Fitting model for 250 estimators
Model score:  0.9254317507351258
Fitting model for 500 estimators
Model score:  0.9487882459597867


In [15]:
# and let's look at tree depth
tree_depth = [4, 5, 6]
# since there was not a huge difference in scores -- let's stick with 100 boosting rounds for now to keep fitting times down
for depth in tree_depth:
    print(f"Fitting model for max_depth of {depth}")
    gbm = GradientBoostingRegressor(max_depth=depth)
    gbm.fit(X, y)
    print(f"Model score:  {gbm.score(X, y)}")

Fitting model for max_depth of 4
Model score:  0.9223765285137515
Fitting model for max_depth of 5
Model score:  0.9497649960450486
Fitting model for max_depth of 6
Model score:  0.9734752030309293


In each of these cases, we saw modest increases for increasing the value of both parameters.  

It would be interesting to see when out of sample scores begin to decrease -- sometimes you can keep increasing these values and keep seeing these piecemeal improvements until your scores get quite a bit higher.  In fact, lots of high performing models are taking existing architectures and just applying a **lot** of horsepower.

For now, let's look at the juxtaposition of 500 estimators + `max_depth` of 6.

In [16]:
gbm = GradientBoostingRegressor(max_depth=6, n_estimators=500)
gbm.fit(X, y)
gbm.score(X, y)

0.9984162960866797

This score isn't dramatically different, but we were able to improve our model performance about 15% without a lot of additional effort.

Now, let's see if we can recreate similar results by improving fitting times.

In [18]:
# first, let's check some different values of colsample -- we'll start with 0.3 -- and go up from there
subsample_vals = [0.3, 0.4, 0.5]

for num_vals in subsample_vals:
    print(f"Fitting model with colsample value of {num_vals}")
    gbm = GradientBoostingRegressor(subsample=num_vals, n_estimators=500, max_depth=6)
    gbm.fit(X, y)
    print(f"Model score: {gbm.score(X, y)}")

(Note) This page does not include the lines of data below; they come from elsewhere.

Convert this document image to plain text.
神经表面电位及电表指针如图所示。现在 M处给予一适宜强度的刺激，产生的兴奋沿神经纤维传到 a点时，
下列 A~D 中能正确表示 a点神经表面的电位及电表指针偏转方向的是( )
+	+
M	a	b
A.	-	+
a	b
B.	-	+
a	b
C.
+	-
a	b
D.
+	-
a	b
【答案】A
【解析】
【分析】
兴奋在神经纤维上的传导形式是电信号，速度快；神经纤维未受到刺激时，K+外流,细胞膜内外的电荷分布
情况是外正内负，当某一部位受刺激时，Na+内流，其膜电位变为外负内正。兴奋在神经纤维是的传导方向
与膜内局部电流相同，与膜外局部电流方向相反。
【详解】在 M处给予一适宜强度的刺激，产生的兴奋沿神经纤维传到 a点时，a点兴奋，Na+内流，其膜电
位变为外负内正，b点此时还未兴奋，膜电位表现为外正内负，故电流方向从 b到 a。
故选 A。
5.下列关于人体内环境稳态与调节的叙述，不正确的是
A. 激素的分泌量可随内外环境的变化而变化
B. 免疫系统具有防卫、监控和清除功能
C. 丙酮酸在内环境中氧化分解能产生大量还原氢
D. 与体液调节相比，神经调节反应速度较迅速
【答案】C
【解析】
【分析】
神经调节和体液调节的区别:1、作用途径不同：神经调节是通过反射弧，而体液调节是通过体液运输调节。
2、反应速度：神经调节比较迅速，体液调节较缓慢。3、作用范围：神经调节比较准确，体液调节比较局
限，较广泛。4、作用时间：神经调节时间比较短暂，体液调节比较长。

Fitting model with colsample value of 0.3
Model score: 0.9941080390699263
Fitting model with colsample value of 0.4
Model score: 0.9962068158770071
Fitting model with colsample value of 0.5
Model score: 0.996945495839945


The scores don't quite get the same values as with all the data -- but they're quite close, and being able to do this with 1/3 of our data is pretty impressive.

In [19]:
# and let's try some different values for max_features
num_cols = [0.3, 0.4, 0.5, 0.6]

for num_col in num_cols:
    print(f"Fitting model with value of {num_col} for max_depth")
    gbm = GradientBoostingRegressor(subsample=0.3, n_estimators=500, max_depth=6, max_features=num_col)
    gbm.fit(X, y)
    print(f"Model score: {gbm.score(X, y)}")

Fitting model with value of 0.3 for max_depth
Model score: 0.9857741449962144
Fitting model with value of 0.4 for max_depth
Model score: 0.9913552305732263
Fitting model with value of 0.5 for max_depth
Model score: 0.9932716731959361
Fitting model with value of 0.6 for max_depth
Model score: 0.9932018100696856


In a similar vein -- we find that reducing the number of columns at a particular split doesn't affect our final results too much.  This is useful because it means we go with a version of our model that uses < 1/6 of the memory of our original, but get very similar results.

This can be very useful for using rapid prototypes, where long fitting times can be a drag.  

Going with some version of these parameters can be helpful for trying out different versions of our data to see if we can improve our score.